For a considerable distance the shelving rocky ledge led upward. Johnny followed it, to find himself at last standing upon a natural platform twenty feet square.
From this point the whole world seemed spread out before him in the moonlight. White stretches of snow, black piles of rock, gleaming ribbons of water that were creeks and rivers, all these he saw as in a dream.
Throwing back his shoulders, he took in three breaths of fresh air. A whirring of wings told that wild ducks were passing. Spring was here. And with spring a young man dreams of work, success, power. The life he had lived during the past few weeks seemed, as he looked at it now, quite purposeless.

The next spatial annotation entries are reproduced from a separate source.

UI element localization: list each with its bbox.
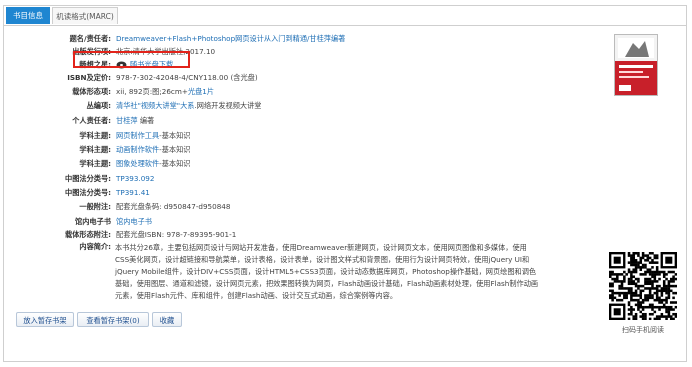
- tab-bar: 书目信息 机读格式(MARC): [4, 6, 686, 26]
- tab-book-info[interactable]: 书目信息: [6, 7, 50, 24]
- qr-code-graphic: [609, 252, 678, 321]
- highlight-box: [73, 51, 190, 68]
- field-author: 个人责任者: 甘桂萍 编著: [0, 115, 600, 126]
- field-label: 馆内电子书: [75, 217, 111, 226]
- field-label: 载体形态附注:: [65, 230, 111, 239]
- field-label: 学科主题:: [79, 145, 111, 154]
- field-series: 丛编项: 清华社"视频大讲堂"大系.网络开发视频大讲堂: [0, 100, 600, 111]
- summary-label: 内容简介:: [79, 242, 111, 251]
- field-label: 学科主题:: [79, 131, 111, 140]
- field-subject: 学科主题: 网页制作工具-基本知识: [0, 130, 600, 141]
- subject-link[interactable]: 动画制作软件: [116, 145, 159, 154]
- summary-text: 本书共分26章，主要包括网页设计与网站开发准备，使用Dreamweaver新建网…: [115, 243, 539, 300]
- field-value: -基本知识: [159, 131, 191, 140]
- field-isbn: ISBN及定价: 978-7-302-42048-4/CNY118.00 (含光…: [0, 72, 600, 83]
- field-ebook: 馆内电子书 馆内电子书: [0, 216, 600, 227]
- tab-marc[interactable]: 机读格式(MARC): [52, 7, 118, 24]
- series-link[interactable]: 清华社"视频大讲堂"大系: [116, 101, 195, 110]
- field-value: 配套光盘条码: d950847-d950848: [116, 202, 231, 211]
- field-label: 题名/责任者:: [69, 34, 111, 43]
- field-label: 学科主题:: [79, 159, 111, 168]
- cover-art: [615, 35, 657, 95]
- favorite-button[interactable]: 收藏: [152, 312, 182, 327]
- field-title-resp: 题名/责任者: Dreamweaver+Flash+Photoshop网页设计从…: [0, 33, 600, 44]
- add-to-shelf-button[interactable]: 放入暂存书架: [16, 312, 74, 327]
- ebook-link[interactable]: 馆内电子书: [116, 216, 152, 227]
- field-value: -基本知识: [159, 159, 191, 168]
- field-label: 中图法分类号:: [65, 174, 111, 183]
- field-clc: 中图法分类号: TP391.41: [0, 187, 600, 198]
- field-label: 中图法分类号:: [65, 188, 111, 197]
- field-clc: 中图法分类号: TP393.092: [0, 173, 600, 184]
- field-label: 丛编项:: [86, 101, 111, 110]
- field-general-note: 一般附注: 配套光盘条码: d950847-d950848: [0, 201, 600, 212]
- qr-caption: 扫码手机阅读: [622, 326, 664, 334]
- field-value: 编著: [137, 116, 155, 125]
- title-link[interactable]: Dreamweaver+Flash+Photoshop网页设计从入门到精通/甘桂…: [116, 33, 345, 44]
- field-physical: 载体形态项: xii, 892页:图;26cm+光盘1片: [0, 86, 600, 97]
- field-carrier-note: 载体形态附注: 配套光盘ISBN: 978-7-89395-901-1: [0, 229, 600, 240]
- field-subject: 学科主题: 动画制作软件-基本知识: [0, 144, 600, 155]
- field-value: -基本知识: [159, 145, 191, 154]
- field-value: .网络开发视频大讲堂: [194, 101, 262, 110]
- field-value: 配套光盘ISBN: 978-7-89395-901-1: [116, 230, 237, 239]
- field-label: 个人责任者:: [72, 116, 111, 125]
- view-shelf-button[interactable]: 查看暂存书架(0): [77, 312, 149, 327]
- field-subject: 学科主题: 图象处理软件-基本知识: [0, 158, 600, 169]
- field-value: xii, 892页:图;26cm+: [116, 87, 188, 96]
- qr-code: [609, 252, 678, 321]
- book-cover-image[interactable]: [614, 34, 658, 96]
- field-value: 978-7-302-42048-4/CNY118.00 (含光盘): [116, 73, 258, 82]
- field-label: ISBN及定价:: [67, 73, 111, 82]
- cd-link[interactable]: 光盘1片: [188, 87, 214, 96]
- field-label: 载体形态项:: [72, 87, 111, 96]
- clc-link[interactable]: TP393.092: [116, 173, 154, 184]
- subject-link[interactable]: 网页制作工具: [116, 131, 159, 140]
- author-link[interactable]: 甘桂萍: [116, 116, 138, 125]
- field-label: 一般附注:: [79, 202, 111, 211]
- subject-link[interactable]: 图象处理软件: [116, 159, 159, 168]
- clc-link[interactable]: TP391.41: [116, 187, 150, 198]
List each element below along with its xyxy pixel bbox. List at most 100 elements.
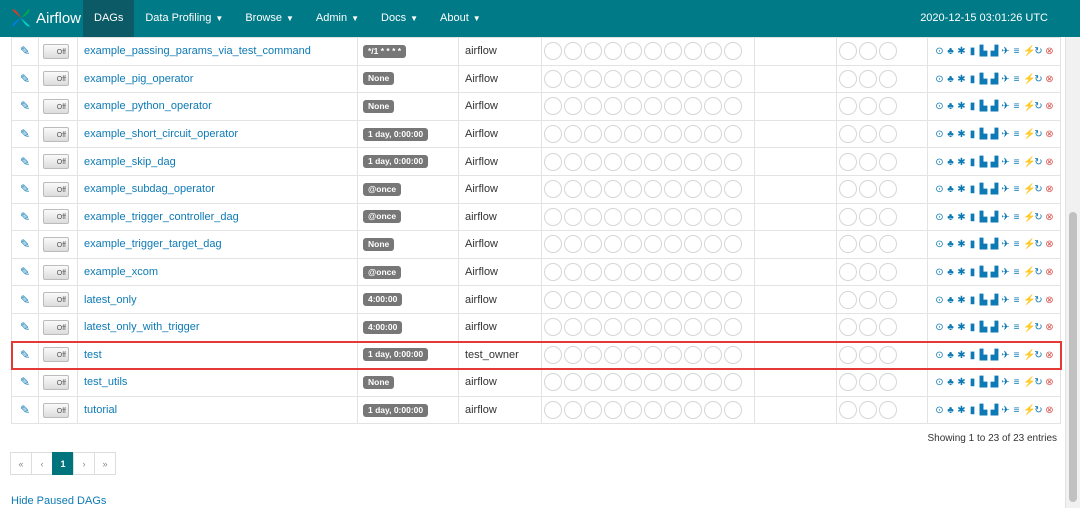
refresh-icon[interactable]: ↻ [1034,129,1043,140]
task-tries-icon[interactable]: ▙ [979,212,988,223]
dag-run-state-circle[interactable] [664,318,682,337]
recent-task-circle[interactable] [839,42,857,61]
dag-run-state-circle[interactable] [544,69,562,88]
edit-icon[interactable]: ✎ [20,403,30,417]
gantt-icon[interactable]: ≡ [1012,157,1021,168]
recent-task-circle[interactable] [839,318,857,337]
dag-link[interactable]: example_skip_dag [84,156,176,168]
dag-run-state-circle[interactable] [724,401,742,420]
logs-icon[interactable]: ⚡ [1023,184,1035,195]
refresh-icon[interactable]: ↻ [1034,322,1043,333]
dag-run-state-circle[interactable] [664,235,682,254]
dag-run-state-circle[interactable] [564,235,582,254]
trigger-dag-icon[interactable]: ⊙ [935,212,944,223]
duration-chart-icon[interactable]: ▮ [968,377,977,388]
prev-page-button[interactable]: ‹ [31,452,53,475]
nav-data-profiling[interactable]: Data Profiling ▼ [134,0,234,37]
code-view-icon[interactable]: ✈ [1001,322,1010,333]
recent-task-circle[interactable] [839,97,857,116]
graph-view-icon[interactable]: ✱ [957,350,966,361]
recent-task-circle[interactable] [879,290,897,309]
dag-run-state-circle[interactable] [544,345,562,364]
edit-icon[interactable]: ✎ [20,293,30,307]
recent-task-circle[interactable] [879,152,897,171]
dag-run-state-circle[interactable] [564,290,582,309]
dag-run-state-circle[interactable] [564,125,582,144]
landing-times-icon[interactable]: ▟ [990,74,999,85]
dag-run-state-circle[interactable] [624,318,642,337]
gantt-icon[interactable]: ≡ [1012,101,1021,112]
dag-run-state-circle[interactable] [664,97,682,116]
refresh-icon[interactable]: ↻ [1034,350,1043,361]
task-tries-icon[interactable]: ▙ [979,101,988,112]
dag-run-state-circle[interactable] [624,235,642,254]
dag-link[interactable]: example_pig_operator [84,73,193,85]
dag-run-state-circle[interactable] [724,318,742,337]
duration-chart-icon[interactable]: ▮ [968,129,977,140]
refresh-icon[interactable]: ↻ [1034,101,1043,112]
dag-run-state-circle[interactable] [624,97,642,116]
refresh-icon[interactable]: ↻ [1034,46,1043,57]
gantt-icon[interactable]: ≡ [1012,184,1021,195]
delete-dag-icon[interactable]: ⊗ [1045,46,1054,57]
dag-run-state-circle[interactable] [544,97,562,116]
dag-run-state-circle[interactable] [664,207,682,226]
graph-view-icon[interactable]: ✱ [957,405,966,416]
delete-dag-icon[interactable]: ⊗ [1045,322,1054,333]
landing-times-icon[interactable]: ▟ [990,184,999,195]
dag-run-state-circle[interactable] [684,318,702,337]
tree-view-icon[interactable]: ♣ [946,46,955,57]
gantt-icon[interactable]: ≡ [1012,267,1021,278]
dag-run-state-circle[interactable] [664,290,682,309]
dag-run-state-circle[interactable] [664,373,682,392]
duration-chart-icon[interactable]: ▮ [968,239,977,250]
code-view-icon[interactable]: ✈ [1001,295,1010,306]
logs-icon[interactable]: ⚡ [1023,405,1035,416]
landing-times-icon[interactable]: ▟ [990,350,999,361]
dag-run-state-circle[interactable] [704,180,722,199]
logs-icon[interactable]: ⚡ [1023,74,1035,85]
recent-task-circle[interactable] [879,69,897,88]
code-view-icon[interactable]: ✈ [1001,212,1010,223]
recent-task-circle[interactable] [839,207,857,226]
task-tries-icon[interactable]: ▙ [979,322,988,333]
dag-run-state-circle[interactable] [704,207,722,226]
dag-run-state-circle[interactable] [704,125,722,144]
pause-toggle[interactable]: Off [43,209,69,225]
pause-toggle[interactable]: Off [43,236,69,252]
duration-chart-icon[interactable]: ▮ [968,295,977,306]
recent-task-circle[interactable] [879,345,897,364]
edit-icon[interactable]: ✎ [20,320,30,334]
edit-icon[interactable]: ✎ [20,375,30,389]
dag-run-state-circle[interactable] [544,42,562,61]
dag-run-state-circle[interactable] [724,125,742,144]
dag-run-state-circle[interactable] [584,207,602,226]
recent-task-circle[interactable] [859,235,877,254]
recent-task-circle[interactable] [859,373,877,392]
logs-icon[interactable]: ⚡ [1023,267,1035,278]
dag-run-state-circle[interactable] [664,345,682,364]
dag-run-state-circle[interactable] [604,97,622,116]
edit-icon[interactable]: ✎ [20,182,30,196]
dag-link[interactable]: example_short_circuit_operator [84,128,238,140]
dag-run-state-circle[interactable] [644,318,662,337]
trigger-dag-icon[interactable]: ⊙ [935,377,944,388]
dag-run-state-circle[interactable] [684,207,702,226]
dag-run-state-circle[interactable] [724,42,742,61]
dag-run-state-circle[interactable] [724,345,742,364]
landing-times-icon[interactable]: ▟ [990,322,999,333]
trigger-dag-icon[interactable]: ⊙ [935,74,944,85]
dag-run-state-circle[interactable] [664,263,682,282]
trigger-dag-icon[interactable]: ⊙ [935,322,944,333]
dag-run-state-circle[interactable] [724,290,742,309]
dag-run-state-circle[interactable] [544,290,562,309]
code-view-icon[interactable]: ✈ [1001,405,1010,416]
next-page-button[interactable]: › [73,452,95,475]
recent-task-circle[interactable] [879,263,897,282]
hide-paused-dags-link[interactable]: Hide Paused DAGs [11,495,106,507]
dag-run-state-circle[interactable] [684,69,702,88]
dag-run-state-circle[interactable] [564,401,582,420]
dag-run-state-circle[interactable] [644,263,662,282]
pause-toggle[interactable]: Off [43,98,69,114]
dag-run-state-circle[interactable] [584,401,602,420]
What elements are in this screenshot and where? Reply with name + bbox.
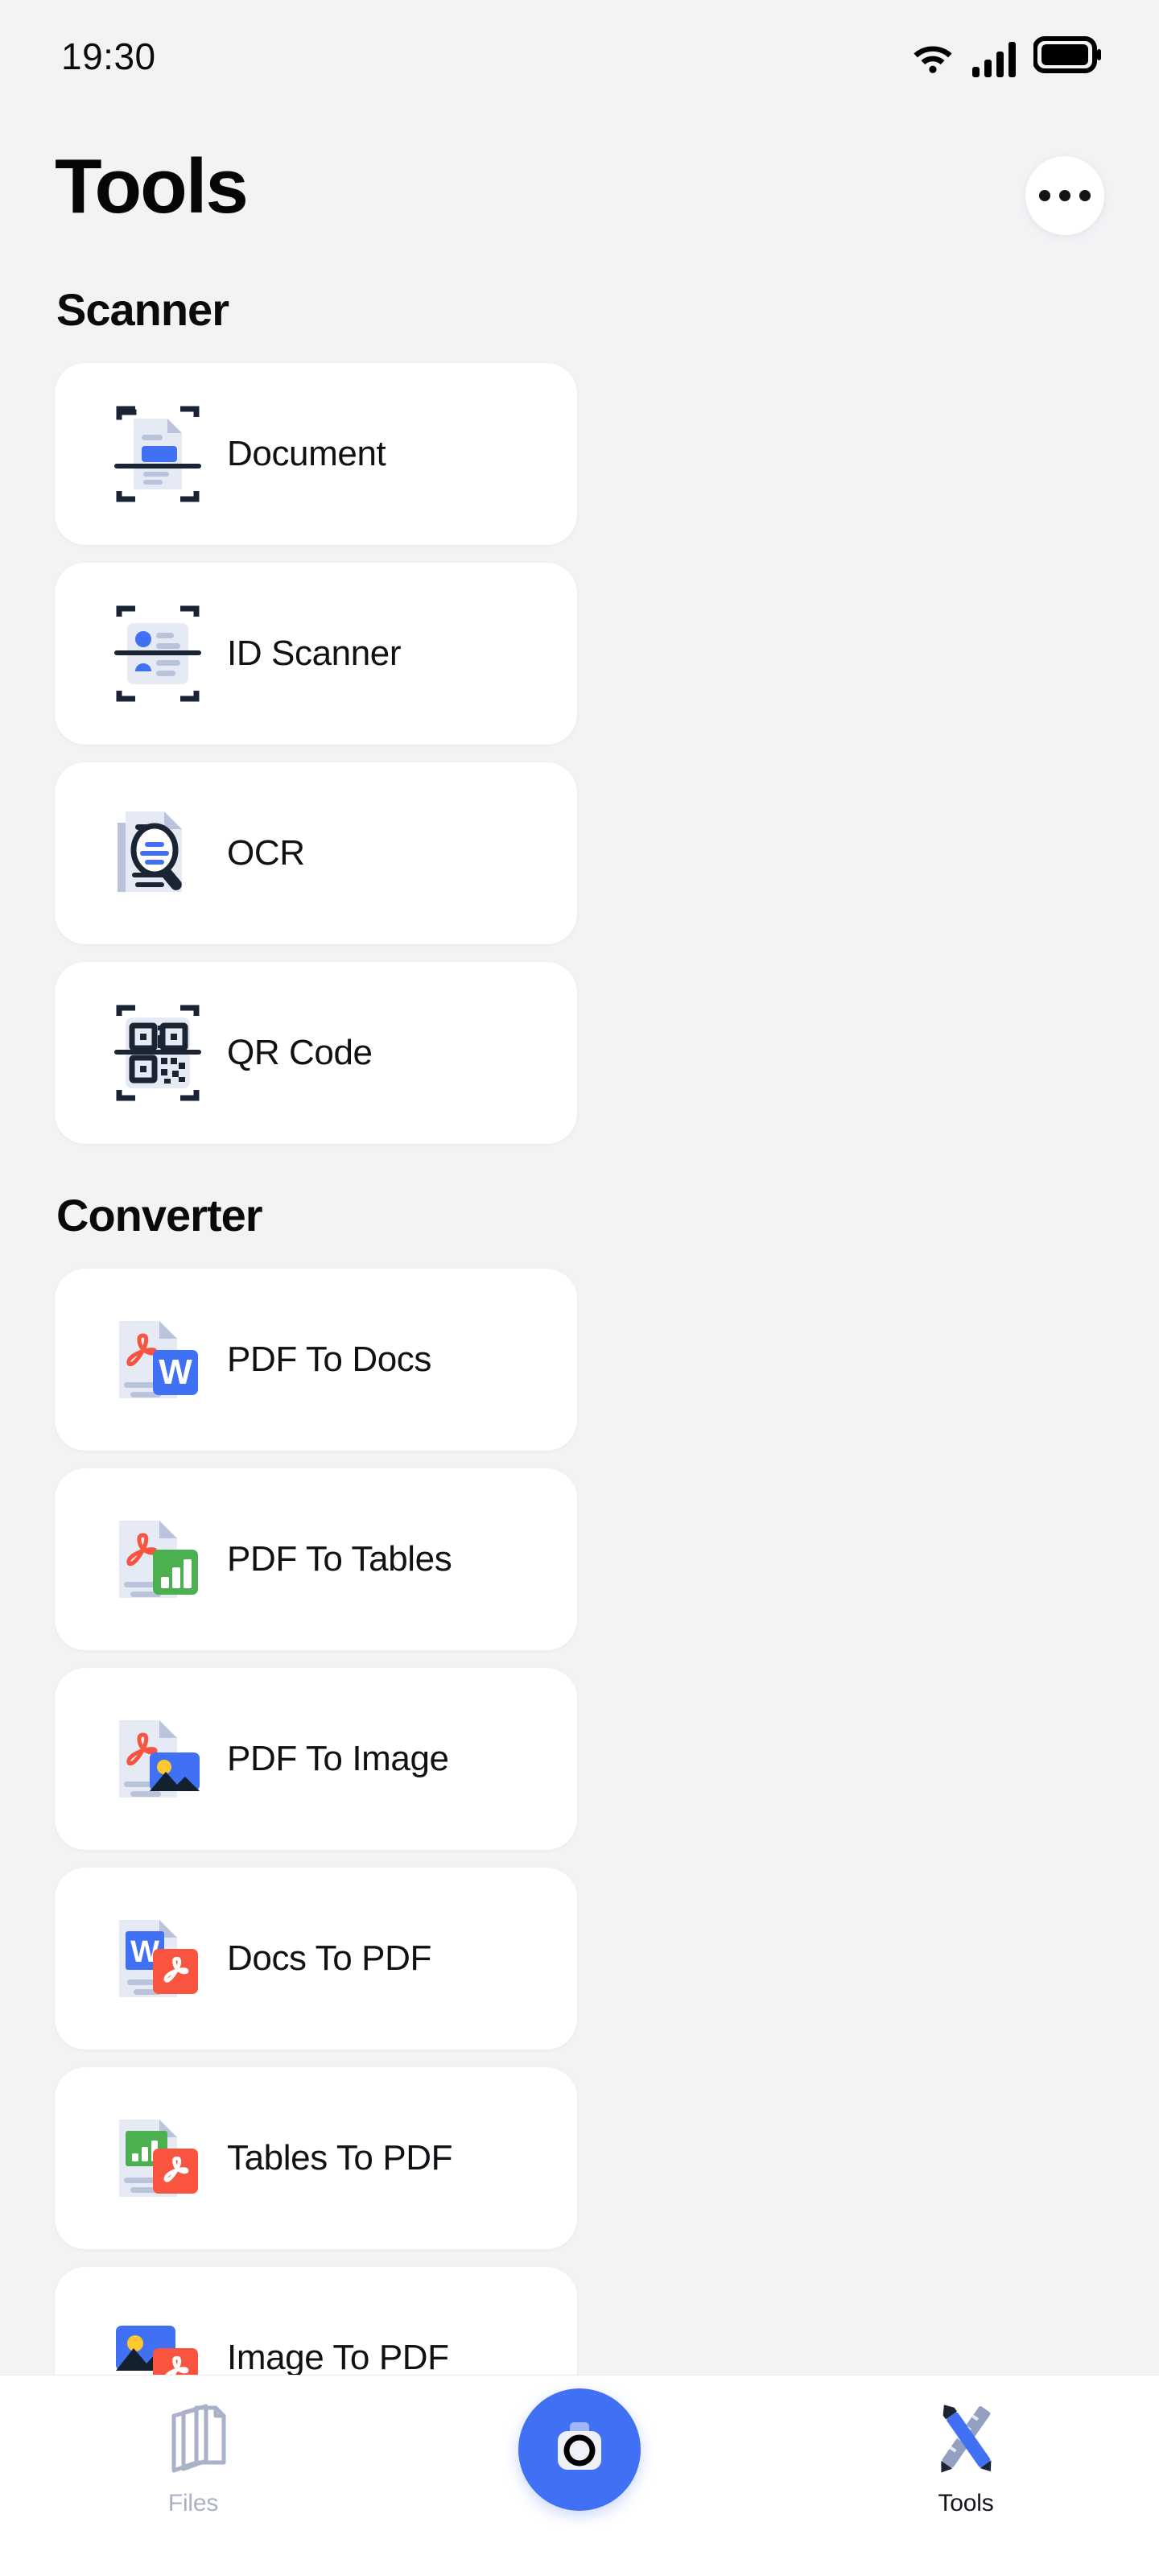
tool-card-label: ID Scanner (227, 633, 402, 673)
nav-label: Files (167, 2490, 219, 2516)
files-stack-icon (148, 2395, 238, 2479)
nav-item-camera[interactable] (483, 2388, 676, 2511)
converter-grid: W PDF To Docs PDF To Tables PDF To Image… (55, 1268, 1104, 2375)
camera-button[interactable] (518, 2388, 641, 2511)
section-scanner: Scanner Document ID Scanner OCR QR Code (55, 284, 1104, 1144)
status-time: 19:30 (61, 35, 156, 77)
battery-icon (1033, 35, 1101, 77)
tool-card-label: PDF To Docs (227, 1339, 431, 1379)
tools-screen: 19:30 Tools Scanner Document ID Scanner … (0, 0, 1159, 2576)
tool-card-tables-to-pdf[interactable]: Tables To PDF (55, 2066, 577, 2249)
tool-card-ocr[interactable]: OCR (55, 762, 577, 944)
section-title: Converter (56, 1189, 263, 1241)
ocr-magnifier-icon (108, 803, 208, 903)
more-dot-icon (1079, 190, 1091, 201)
bottom-navigation: Files Tools (0, 2375, 1159, 2576)
wifi-icon (911, 39, 955, 77)
tool-card-document[interactable]: Document (55, 362, 577, 545)
nav-label: Tools (938, 2490, 994, 2516)
id-card-scan-icon (108, 604, 208, 704)
nav-item-tools[interactable]: Tools (869, 2395, 1062, 2517)
more-dot-icon (1039, 190, 1050, 201)
scanner-grid: Document ID Scanner OCR QR Code (55, 362, 1104, 1144)
tool-card-pdf-to-tables[interactable]: PDF To Tables (55, 1468, 577, 1650)
tools-list[interactable]: Scanner Document ID Scanner OCR QR Code … (0, 235, 1159, 2375)
tool-card-label: Docs To PDF (227, 1938, 431, 1978)
word-to-pdf-icon: W (108, 1909, 208, 2008)
tool-card-label: Tables To PDF (227, 2137, 453, 2178)
page-title: Tools (55, 143, 249, 229)
document-scan-icon (108, 404, 208, 504)
page-header: Tools (0, 113, 1159, 235)
status-icons (911, 35, 1101, 77)
pdf-to-image-icon (108, 1709, 208, 1809)
section-converter: Converter W PDF To Docs PDF To Tables PD… (55, 1189, 1104, 2375)
pdf-to-sheet-icon (108, 1509, 208, 1609)
tool-card-label: PDF To Tables (227, 1538, 452, 1579)
tool-card-label: Document (227, 433, 386, 473)
tool-card-docs-to-pdf[interactable]: W Docs To PDF (55, 1867, 577, 2050)
qr-code-scan-icon (108, 1003, 208, 1103)
pencil-ruler-icon (921, 2395, 1011, 2479)
image-to-pdf-icon (108, 2308, 208, 2375)
tool-card-pdf-to-image[interactable]: PDF To Image (55, 1667, 577, 1850)
camera-icon (550, 2421, 609, 2479)
tool-card-label: QR Code (227, 1032, 373, 1072)
more-dot-icon (1059, 190, 1070, 201)
tool-card-id-scanner[interactable]: ID Scanner (55, 562, 577, 745)
pdf-to-word-icon: W (108, 1310, 208, 1410)
sheet-to-pdf-icon (108, 2108, 208, 2208)
status-bar: 19:30 (0, 0, 1159, 113)
nav-item-files[interactable]: Files (97, 2395, 290, 2517)
more-options-button[interactable] (1025, 156, 1104, 235)
tool-card-qr-code[interactable]: QR Code (55, 961, 577, 1144)
tool-card-label: PDF To Image (227, 1738, 449, 1778)
tool-card-label: Image To PDF (227, 2337, 449, 2375)
tool-card-image-to-pdf[interactable]: Image To PDF (55, 2266, 577, 2375)
tool-card-label: OCR (227, 832, 305, 873)
svg-text:W: W (159, 1352, 192, 1392)
tool-card-pdf-to-docs[interactable]: W PDF To Docs (55, 1268, 577, 1451)
cellular-signal-icon (972, 41, 1016, 77)
section-title: Scanner (56, 284, 229, 335)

He had been helping someone else solve mysteries and run down one or two for himself. But one who spends his life running down mysteries gets nowhere. One must think of his future. True, no one was dependent upon his earnings. Yet, sometime, someone was likely to be. He meant to have a home of his own. Money earned and saved paved the way to such a future.
“And yet—” He saw the face of Gordon Duncan, and the eager, anxious look of the girl who, without perhaps knowing it, had come to depend upon his wisdom, skill and strength.
“Huh!” he grunted. “What’s the good of having a purpose to your every act? What’s youth for if not for adventure?”
Turning his back upon the moon and the shimmering valley below, he went tramping back toward camp.